PAHLAWAN ERA DIGITAL

Pahlawan….??

pahlawan adalah seseorang yang mampu memberikan sesuatu  yang berguna sepanjang masa bagi semua orang dan orang yang hidup setelahnya, lalu pada pandangan saya pahlawan era digital adalah pahlawan yang hidup pada zaman modern ini bukan pahlawan yang hidup pada masa penjajahan yang rela berkorban demi memperebutkan kemerdekaan, melainkan pahlawan yang memberikan sesuatu yang bermanfaat melalui media digital. Itulah pandangan saya terhadap pahlawan era digital.

Kemudian bukankan kedua orang tua kita juga adalah sosok pahlawan bagi kita, yang senantiasa memperjuangkan segala hidupnya demi kebahagiaan kita, bekerja banting tulang, tidak kenal panas ataupun hujan. Semua itu semata-mata hanya demi kebahagiaan kita sebagai anak. Lalu apakah orang tua kita yang seperti ini juga bisa dikatakan PAHLAWAN ERA DIGITAL, bukan yang seperti ini pahlawan di era digital itu, tetapi sosok seseorang yang mampu memberikan karya, Ilmu, dan tenaganya untuk suatu kemajuan di dunia Digital khususnya.
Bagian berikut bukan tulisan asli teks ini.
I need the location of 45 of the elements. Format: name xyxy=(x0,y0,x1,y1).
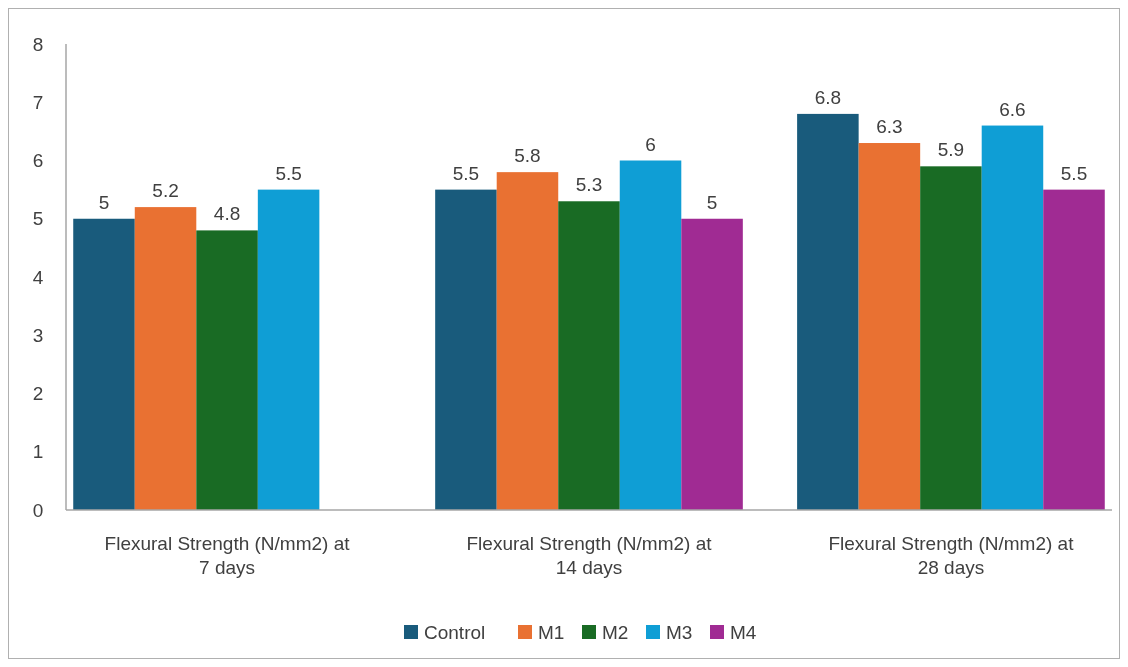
bar xyxy=(858,143,921,510)
data-label: 6 xyxy=(645,133,656,155)
y-tick-label: 4 xyxy=(32,266,44,288)
data-label: 6.6 xyxy=(999,98,1026,120)
bar xyxy=(496,172,559,510)
y-tick-label: 5 xyxy=(32,208,44,230)
data-label: 5.8 xyxy=(514,145,541,167)
legend-label: M2 xyxy=(602,621,629,643)
data-label: 5 xyxy=(98,191,110,213)
bar xyxy=(435,189,497,510)
bar xyxy=(681,218,743,510)
data-label: 6.3 xyxy=(876,116,903,138)
data-label: 5 xyxy=(706,191,718,213)
bar xyxy=(257,189,320,510)
bar xyxy=(134,207,197,510)
data-label: 5.5 xyxy=(452,162,480,184)
data-label: 5.5 xyxy=(1060,162,1088,184)
legend-label: M4 xyxy=(730,621,757,643)
legend-label: M1 xyxy=(538,621,565,643)
bar xyxy=(196,230,258,510)
legend-label: M3 xyxy=(666,621,693,643)
y-tick-label: 7 xyxy=(32,91,44,113)
y-tick-label: 0 xyxy=(32,499,44,521)
y-tick-label: 8 xyxy=(32,33,44,55)
x-tick-label: Flexural Strength (N/mm2) at 7 days xyxy=(104,533,351,578)
data-label: 6.8 xyxy=(814,86,842,108)
x-tick-label: Flexural Strength (N/mm2) at 28 days xyxy=(828,533,1075,578)
data-label: 5.9 xyxy=(937,139,965,161)
bar xyxy=(920,166,982,510)
y-tick-label: 1 xyxy=(32,441,44,463)
bar xyxy=(1043,189,1105,510)
bar xyxy=(558,201,620,510)
bar xyxy=(619,160,682,510)
bar xyxy=(73,218,135,510)
bar xyxy=(797,113,859,510)
bar xyxy=(981,125,1044,510)
x-tick-label: Flexural Strength (N/mm2) at 14 days xyxy=(466,533,713,578)
data-label: 5.5 xyxy=(275,162,302,184)
data-label: 5.2 xyxy=(152,180,179,202)
y-tick-label: 3 xyxy=(32,324,44,346)
data-label: 5.3 xyxy=(575,174,603,196)
y-tick-label: 2 xyxy=(32,383,44,405)
legend-label: Control xyxy=(424,621,486,643)
y-tick-label: 6 xyxy=(32,150,44,172)
data-label: 4.8 xyxy=(213,203,241,225)
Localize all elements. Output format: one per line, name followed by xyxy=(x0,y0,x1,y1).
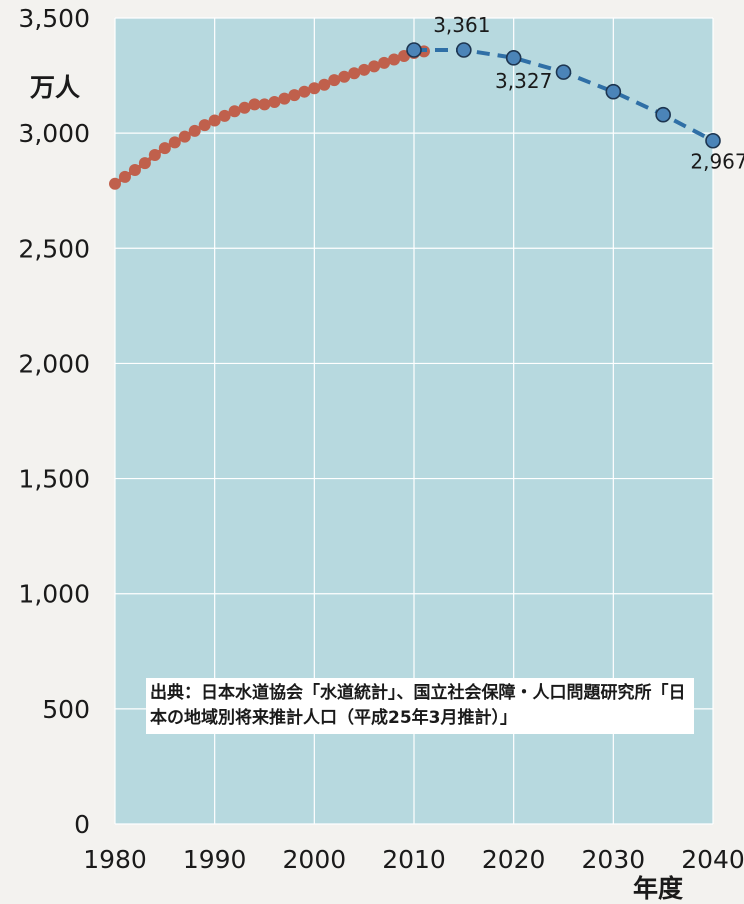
data-point-actual xyxy=(158,142,171,155)
y-tick-label: 0 xyxy=(74,810,90,839)
data-point-actual xyxy=(328,74,341,87)
data-point-actual xyxy=(218,109,231,122)
data-point-projection xyxy=(705,132,721,149)
data-point-actual xyxy=(128,163,141,176)
x-tick-label: 1990 xyxy=(183,845,247,874)
data-point-actual xyxy=(388,53,401,66)
data-point-actual xyxy=(358,63,371,76)
data-point-actual xyxy=(168,136,181,149)
data-point-projection xyxy=(655,106,671,123)
data-point-actual xyxy=(258,98,271,111)
source-note: 出典：日本水道協会「水道統計」、国立社会保障・人口問題研究所「日本の地域別将来推… xyxy=(146,678,694,734)
data-point-projection xyxy=(456,42,472,58)
x-tick-label: 2020 xyxy=(482,845,546,874)
data-point-projection xyxy=(605,83,622,100)
data-point-actual xyxy=(148,149,161,162)
data-point-actual xyxy=(368,60,381,73)
data-point-actual xyxy=(268,96,281,109)
data-point-actual xyxy=(198,119,211,132)
data-point-actual xyxy=(238,101,251,114)
data-label: 2,967 xyxy=(690,150,744,174)
x-tick-label: 1980 xyxy=(83,845,147,874)
y-tick-label: 1,000 xyxy=(18,580,90,609)
data-point-actual xyxy=(228,105,241,118)
data-point-actual xyxy=(248,98,261,111)
y-tick-label: 3,500 xyxy=(18,4,90,33)
data-point-actual xyxy=(109,177,121,190)
y-axis-unit: 万人 xyxy=(30,73,80,102)
data-point-actual xyxy=(208,114,221,127)
x-tick-label: 2010 xyxy=(382,845,446,874)
data-point-actual xyxy=(348,67,361,80)
y-tick-label: 500 xyxy=(42,695,90,724)
axis-layer: 1980 1990 2000 2010 2020 2030 2040 0 500 1,000 1,5… xyxy=(18,4,744,874)
data-point-actual xyxy=(338,70,351,83)
series-layer: 3,361 3,327 2,967 xyxy=(109,13,744,190)
data-point-actual xyxy=(118,170,131,183)
data-point-actual xyxy=(138,157,151,170)
x-tick-label: 2040 xyxy=(681,845,744,874)
data-point-actual xyxy=(288,89,301,102)
data-point-actual xyxy=(278,92,291,105)
data-point-actual xyxy=(318,78,331,91)
y-tick-label: 1,500 xyxy=(18,465,90,494)
x-tick-label: 2000 xyxy=(283,845,347,874)
data-point-projection xyxy=(555,64,572,80)
y-tick-label: 3,000 xyxy=(18,119,90,148)
data-label: 3,327 xyxy=(495,69,552,93)
data-point-projection xyxy=(406,42,422,58)
data-point-projection xyxy=(505,50,522,66)
data-point-actual xyxy=(298,85,311,98)
data-point-actual xyxy=(308,82,321,95)
data-label: 3,361 xyxy=(433,13,490,37)
x-axis-unit: 年度 xyxy=(633,874,683,903)
data-point-actual xyxy=(188,124,201,137)
x-tick-label: 2030 xyxy=(582,845,646,874)
y-tick-label: 2,000 xyxy=(18,349,90,378)
data-point-actual xyxy=(378,56,391,69)
data-point-actual xyxy=(178,130,191,143)
y-tick-label: 2,500 xyxy=(18,234,90,263)
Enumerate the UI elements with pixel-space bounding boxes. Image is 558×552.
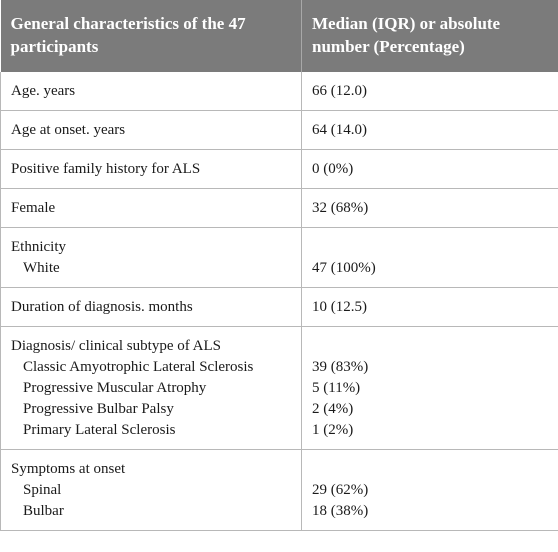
row-value: 66 (12.0) xyxy=(301,72,558,111)
row-value: 64 (14.0) xyxy=(301,110,558,150)
row-label-group: Ethnicity White xyxy=(0,227,302,288)
row-label-group: Symptoms at onset Spinal Bulbar xyxy=(0,449,302,531)
table-row: Positive family history for ALS 0 (0%) xyxy=(0,149,558,189)
row-label: Positive family history for ALS xyxy=(0,149,302,189)
table-body: Age. years 66 (12.0) Age at onset. years… xyxy=(0,72,558,531)
sub-value: 47 (100%) xyxy=(312,260,376,276)
table-row: Age at onset. years 64 (14.0) xyxy=(0,110,558,150)
header-characteristics: General characteristics of the 47 partic… xyxy=(0,0,302,72)
group-label: Ethnicity xyxy=(11,239,66,255)
row-value-group: 29 (62%) 18 (38%) xyxy=(301,449,558,531)
table-row: Duration of diagnosis. months 10 (12.5) xyxy=(0,287,558,327)
sub-label: White xyxy=(23,260,60,276)
sub-label: Primary Lateral Sclerosis xyxy=(23,422,176,438)
header-median: Median (IQR) or absolute number (Percent… xyxy=(301,0,558,72)
table-header: General characteristics of the 47 partic… xyxy=(0,0,558,72)
spacer xyxy=(312,336,548,357)
sub-value: 2 (4%) xyxy=(312,401,354,417)
row-value-group: 39 (83%) 5 (11%) 2 (4%) 1 (2%) xyxy=(301,326,558,450)
header-row: General characteristics of the 47 partic… xyxy=(0,0,558,72)
sub-label: Progressive Bulbar Palsy xyxy=(23,401,174,417)
sub-value: 1 (2%) xyxy=(312,422,354,438)
row-label: Duration of diagnosis. months xyxy=(0,287,302,327)
sub-value: 18 (38%) xyxy=(312,503,369,519)
table-row: Age. years 66 (12.0) xyxy=(0,72,558,111)
row-value: 32 (68%) xyxy=(301,188,558,228)
sub-label: Bulbar xyxy=(23,503,64,519)
table-row: Ethnicity White 47 (100%) xyxy=(0,227,558,288)
spacer xyxy=(312,459,548,480)
table-row: Symptoms at onset Spinal Bulbar 29 (62%)… xyxy=(0,449,558,531)
row-label-group: Diagnosis/ clinical subtype of ALS Class… xyxy=(0,326,302,450)
row-label: Age. years xyxy=(0,72,302,111)
spacer xyxy=(312,237,548,258)
sub-label: Classic Amyotrophic Lateral Sclerosis xyxy=(23,359,254,375)
sub-value: 29 (62%) xyxy=(312,482,369,498)
row-value: 0 (0%) xyxy=(301,149,558,189)
sub-label: Progressive Muscular Atrophy xyxy=(23,380,207,396)
characteristics-table: General characteristics of the 47 partic… xyxy=(0,0,558,531)
row-label: Age at onset. years xyxy=(0,110,302,150)
sub-value: 39 (83%) xyxy=(312,359,369,375)
row-label: Female xyxy=(0,188,302,228)
row-value: 10 (12.5) xyxy=(301,287,558,327)
group-label: Diagnosis/ clinical subtype of ALS xyxy=(11,338,221,354)
sub-value: 5 (11%) xyxy=(312,380,361,396)
table-row: Diagnosis/ clinical subtype of ALS Class… xyxy=(0,326,558,450)
table-row: Female 32 (68%) xyxy=(0,188,558,228)
row-value-group: 47 (100%) xyxy=(301,227,558,288)
group-label: Symptoms at onset xyxy=(11,461,126,477)
sub-label: Spinal xyxy=(23,482,62,498)
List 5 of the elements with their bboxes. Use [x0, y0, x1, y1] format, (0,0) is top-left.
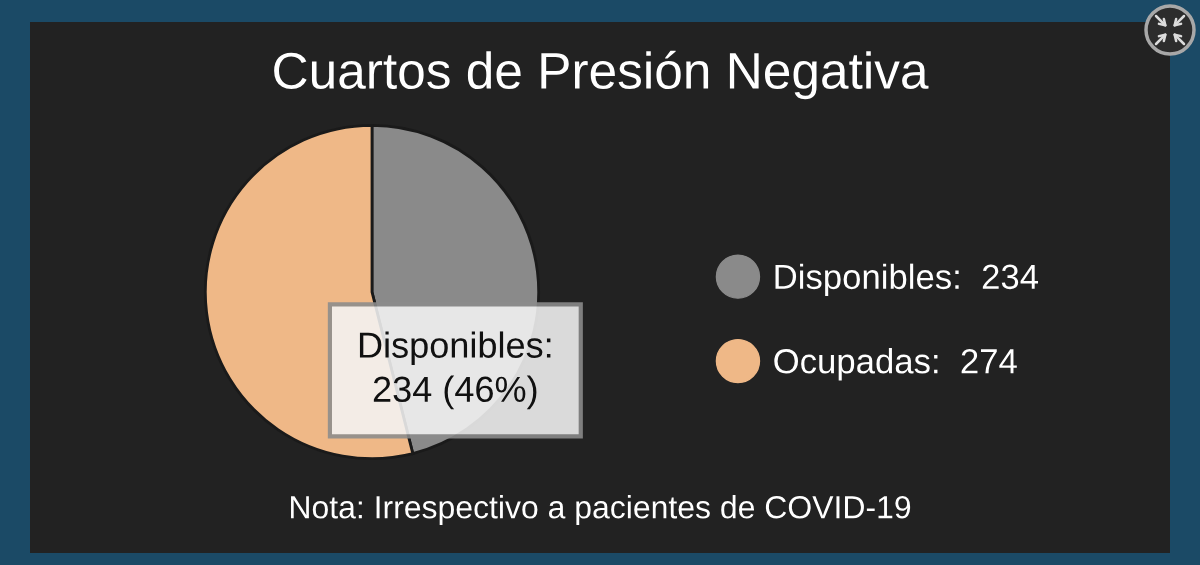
- legend-label: Disponibles: 234: [775, 263, 1039, 297]
- text: Nota: Irrespectivo a pacientes de COVID-19: [291, 495, 911, 525]
- text: Disponibles: 234 (46%): [359, 331, 551, 410]
- chart-title: Cuartos de Presión Negativa: [274, 50, 929, 100]
- legend-label: Ocupadas: 274: [774, 348, 1017, 381]
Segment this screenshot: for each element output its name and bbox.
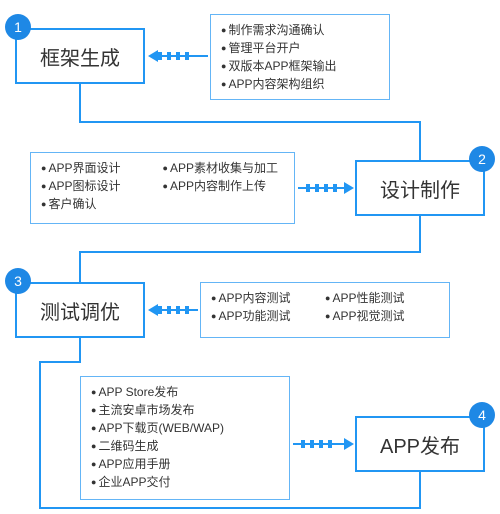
stage-badge-3: 3 xyxy=(5,268,31,294)
stage-badge-2: 2 xyxy=(469,146,495,172)
detail-item: APP图标设计 xyxy=(41,177,163,195)
detail-item: APP视觉测试 xyxy=(325,307,439,325)
arrow-2 xyxy=(298,182,352,194)
detail-item: 客户确认 xyxy=(41,195,163,213)
detail-item: APP内容测试 xyxy=(211,289,325,307)
arrow-head xyxy=(344,438,354,450)
detail-item: APP下载页(WEB/WAP) xyxy=(91,419,279,437)
flow-connector xyxy=(80,216,420,282)
stage-box-3: 测试调优 xyxy=(15,282,145,338)
detail-item: 主流安卓市场发布 xyxy=(91,401,279,419)
detail-col: APP内容测试APP功能测试 xyxy=(211,289,325,325)
detail-item: 二维码生成 xyxy=(91,437,279,455)
arrow-head xyxy=(148,50,158,62)
detail-col: APP性能测试APP视觉测试 xyxy=(325,289,439,325)
detail-item: APP内容制作上传 xyxy=(163,177,285,195)
detail-col: APP界面设计APP图标设计客户确认 xyxy=(41,159,163,213)
stage-label: APP发布 xyxy=(380,430,460,459)
detail-box-1: 制作需求沟通确认管理平台开户双版本APP框架输出APP内容架构组织 xyxy=(210,14,390,100)
detail-item: APP应用手册 xyxy=(91,455,279,473)
stage-box-2: 设计制作 xyxy=(355,160,485,216)
stage-box-4: APP发布 xyxy=(355,416,485,472)
stage-badge-1: 1 xyxy=(5,14,31,40)
stage-label: 测试调优 xyxy=(40,296,120,325)
detail-list: APP性能测试APP视觉测试 xyxy=(325,289,439,325)
detail-box-4: APP Store发布主流安卓市场发布APP下载页(WEB/WAP)二维码生成A… xyxy=(80,376,290,500)
detail-item: APP界面设计 xyxy=(41,159,163,177)
detail-list: 制作需求沟通确认管理平台开户双版本APP框架输出APP内容架构组织 xyxy=(221,21,379,93)
arrow-1 xyxy=(150,50,208,62)
detail-item: APP Store发布 xyxy=(91,383,279,401)
detail-item: 企业APP交付 xyxy=(91,473,279,491)
arrow-3 xyxy=(150,304,198,316)
detail-item: 管理平台开户 xyxy=(221,39,379,57)
arrow-shaft xyxy=(150,55,208,57)
detail-item: 双版本APP框架输出 xyxy=(221,57,379,75)
detail-item: APP功能测试 xyxy=(211,307,325,325)
detail-box-3: APP内容测试APP功能测试APP性能测试APP视觉测试 xyxy=(200,282,450,338)
arrow-head xyxy=(148,304,158,316)
detail-item: APP素材收集与加工 xyxy=(163,159,285,177)
stage-badge-4: 4 xyxy=(469,402,495,428)
stage-label: 框架生成 xyxy=(40,42,120,71)
stage-label: 设计制作 xyxy=(380,174,460,203)
detail-list: APP素材收集与加工APP内容制作上传 xyxy=(163,159,285,195)
detail-list: APP界面设计APP图标设计客户确认 xyxy=(41,159,163,213)
detail-col: 制作需求沟通确认管理平台开户双版本APP框架输出APP内容架构组织 xyxy=(221,21,379,93)
detail-col: APP Store发布主流安卓市场发布APP下载页(WEB/WAP)二维码生成A… xyxy=(91,383,279,491)
detail-item: APP内容架构组织 xyxy=(221,75,379,93)
detail-item: APP性能测试 xyxy=(325,289,439,307)
detail-col: APP素材收集与加工APP内容制作上传 xyxy=(163,159,285,195)
stage-box-1: 框架生成 xyxy=(15,28,145,84)
arrow-head xyxy=(344,182,354,194)
detail-list: APP Store发布主流安卓市场发布APP下载页(WEB/WAP)二维码生成A… xyxy=(91,383,279,491)
arrow-4 xyxy=(293,438,352,450)
detail-item: 制作需求沟通确认 xyxy=(221,21,379,39)
detail-list: APP内容测试APP功能测试 xyxy=(211,289,325,325)
detail-box-2: APP界面设计APP图标设计客户确认APP素材收集与加工APP内容制作上传 xyxy=(30,152,295,224)
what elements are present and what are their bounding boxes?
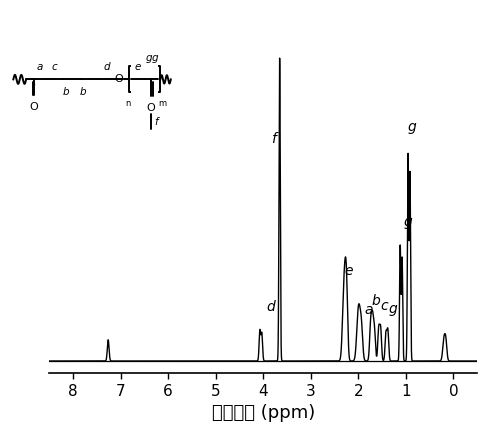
Text: g: g — [151, 53, 158, 63]
Text: e: e — [134, 62, 141, 72]
Text: O: O — [29, 102, 38, 112]
Text: c: c — [52, 62, 58, 72]
Text: d: d — [266, 300, 275, 314]
Text: g: g — [388, 301, 397, 315]
Text: g: g — [145, 53, 152, 63]
Text: a: a — [364, 303, 372, 317]
Text: d: d — [104, 62, 110, 72]
Text: e: e — [345, 264, 353, 278]
Text: g: g — [404, 215, 412, 229]
Text: b: b — [62, 87, 69, 98]
Text: O: O — [146, 103, 155, 113]
Text: n: n — [125, 99, 130, 109]
Text: a: a — [37, 62, 43, 72]
Text: g: g — [407, 120, 416, 134]
Text: O: O — [115, 74, 123, 84]
Text: c: c — [380, 298, 388, 312]
Text: b: b — [80, 87, 87, 98]
Text: b: b — [371, 294, 380, 308]
Text: f: f — [271, 132, 276, 146]
Text: m: m — [158, 99, 166, 109]
Text: f: f — [155, 117, 158, 127]
X-axis label: 化学位移 (ppm): 化学位移 (ppm) — [212, 404, 315, 422]
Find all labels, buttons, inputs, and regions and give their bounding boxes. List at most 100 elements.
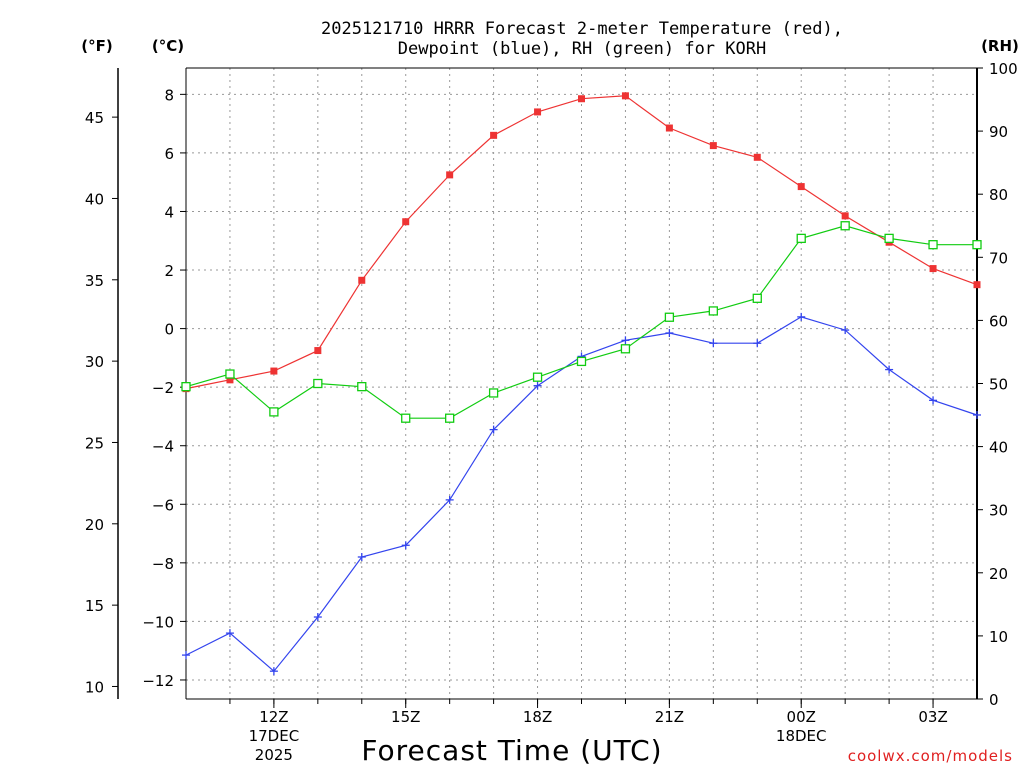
dewpoint-point (841, 326, 850, 335)
dewpoint-point (357, 552, 366, 561)
rh-point (488, 388, 499, 398)
rh-tick-label: 20 (989, 565, 1008, 583)
celsius-tick-label: −10 (142, 613, 174, 631)
2-meter-temperature-point (753, 153, 761, 161)
2-meter-temperature-point (929, 265, 937, 273)
grid-lines (186, 68, 977, 699)
rh-point (225, 369, 235, 379)
x-tick-date: 17DEC (249, 727, 300, 745)
2-meter-temperature-point (797, 183, 805, 191)
rh-point (357, 382, 367, 392)
celsius-tick-label: 4 (164, 203, 174, 221)
x-tick-label: 12Z (259, 708, 288, 726)
fahrenheit-unit-label: (°F) (81, 37, 112, 55)
celsius-tick-label: 8 (164, 86, 174, 104)
dewpoint-point (182, 651, 190, 660)
fahrenheit-tick-label: 25 (85, 434, 104, 452)
rh-tick-label: 100 (989, 60, 1018, 78)
fahrenheit-tick-label: 10 (85, 678, 104, 696)
dewpoint-point (489, 425, 498, 434)
rh-tick-label: 10 (989, 628, 1008, 646)
2-meter-temperature-point (841, 212, 849, 220)
rh-tick-label: 70 (989, 249, 1008, 267)
celsius-tick-label: 2 (164, 262, 174, 280)
rh-point (664, 312, 675, 322)
2-meter-temperature-point (358, 276, 366, 284)
dewpoint-point (929, 396, 938, 405)
dewpoint-point (665, 328, 674, 337)
chart-title-line1: 2025121710 HRRR Forecast 2-meter Tempera… (321, 19, 843, 39)
rh-tick-label: 30 (989, 502, 1008, 520)
2-meter-temperature-point (973, 281, 981, 289)
dewpoint-point (621, 336, 630, 345)
dewpoint-series (182, 312, 981, 676)
2-meter-temperature-series (182, 92, 981, 393)
x-axis-title: Forecast Time (UTC) (361, 734, 662, 767)
rh-point (796, 233, 806, 244)
x-tick-year: 2025 (255, 746, 293, 764)
rh-point (972, 240, 982, 250)
fahrenheit-tick-label: 15 (85, 597, 104, 615)
rh-tick-label: 60 (989, 312, 1008, 330)
x-tick-label: 18Z (523, 708, 552, 726)
2-meter-temperature-point (402, 218, 410, 226)
rh-point (840, 221, 850, 231)
rh-point (708, 306, 718, 316)
fahrenheit-tick-label: 35 (85, 272, 104, 290)
tick-labels: 1015202530354045−12−10−8−6−4−20246801020… (85, 60, 1018, 764)
dewpoint-point (885, 365, 894, 374)
rh-point (269, 407, 279, 417)
rh-point (181, 382, 191, 392)
celsius-tick-label: −8 (152, 555, 174, 573)
2-meter-temperature-point (665, 124, 673, 132)
rh-point (313, 378, 323, 389)
2-meter-temperature-point (621, 92, 629, 100)
dewpoint-point (797, 312, 806, 321)
rh-point (445, 413, 455, 423)
rh-point (576, 356, 587, 367)
2-meter-temperature-point (709, 142, 717, 150)
celsius-tick-label: −6 (152, 496, 174, 514)
dewpoint-point (753, 339, 762, 348)
watermark: coolwx.com/models (848, 747, 1013, 765)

Berdasarkan Pengalaman saya mengenai pahlawan era digital, Pada tahun 2011 tepatnya ketika saya SMA mengikuti perkemahan yang melibatkan beberapa teman saya juga, mulanya ketika malam hari pada waktu semua peserta istirahat, saya bertanya kepada teman saya, “apakah ada diantara kalian yang membawa Al-Qur’an?” lalu mereka tidak ada yang menjawab, “saya berfikir mungkin mereka sudah kelelahan dengan semua kegiatan yang sudah dilakukan makanya mereka tidak ada yang menjawab pertanyaan saya” ujar saya di dalam hati, tetapi tidak lama kemudian ada salah satu teman saya justru memberikan ponselnya kepada saya, saya berkata kepadanya “kamu itu gimana to, saya Tanya Al-Quran malah dikasih ponsel” nahh.. disinilah saya mulai bertanya-tanya mengenai hubungannya ponsel ini dengan Al-Qur’an. Perlahan-lahan teman saya mulai menjelaskan tentang Ponsel ini, Jadi intinya di dalam ponsel ini ada yang namanya Aplikasi Al-Qur’an, dengan Aplikasi ini kita dapat mengetahui atau membaca Al-Qur’an, bahkan dengan aplikasi ini juga kita dapat mengetahui arti sekaligus tafsir dan asbabunnuzulnya, Lalu saya pun tarcengang melihat ini semua.

Luar biasa!! Al-Qur’an yang segitu tebalnya dapat masuk ke ponsel, bahkan arti dan tafsir serta asbabunnuzulnya ikut masuk kedalamnya, sampai-sampai suara ataupun Audio seseorang yang melantunkan ayat Al-Qur’an tersebut ada di dalamnya. Kemudian saya mencobanya sendiri, dengan membuka satu-persatu lembaran-lembaran Al-Qur’an di ponsel itu sampai khatam, disitulah malam yang sangat panjang terasa sangat singkat dengan adanya ponsel itu yang menemani malam saya, dan tidak terasa suara Adzan Subuh sudah mulai terdengar.

Dari cerita tersebut saya dapat mengambil kesimpulan bahwa teman saya adalah pahlawan bagi saya, tetapi setelah saya amati kembali, timbul pertanyaan yang ada dalam pikiran saya,,, “siapakah yang menjadi pahlawan bagi saya dalam peristiwa tersebut, apakah teman saya, atau ponsel teman saya, ataupun pencipta Aplikasi Al-Qur’an tersebut?”

Saya tidak berfikir panjang bahwa mengenai siapakah pahlawan dalam peritiwa tersebut bagi saya semuanya adalah pahlawan. Lalu haruskah pahlawan yang ini juga diperingati harinya? dan diberi penghargaan sebagai pahlawan tanpa tanda jasa???

Kalau pahlawan itu adalah orang yang pengorbanannya dulu telah berhasil membuat kehidupan orang-orang setelah dia menjadi lebih mudah dan indah, maka sejatinya penemu dan pengembang Aplikasi Al-Qur’an tersebut adalah pahlawan.

Saat ini sudah ada kemudahan bagi setiap orang untuk menjadi seorang pahlawan di era digital ini, yakni Hanya dengan mengupload sebuah karya yang bermanfaat bagi semua orang maka dapat dikatakan sebagai pahlawan era digital, namun tidak mudah membuat karya yang bermanfaat bagi semua orang.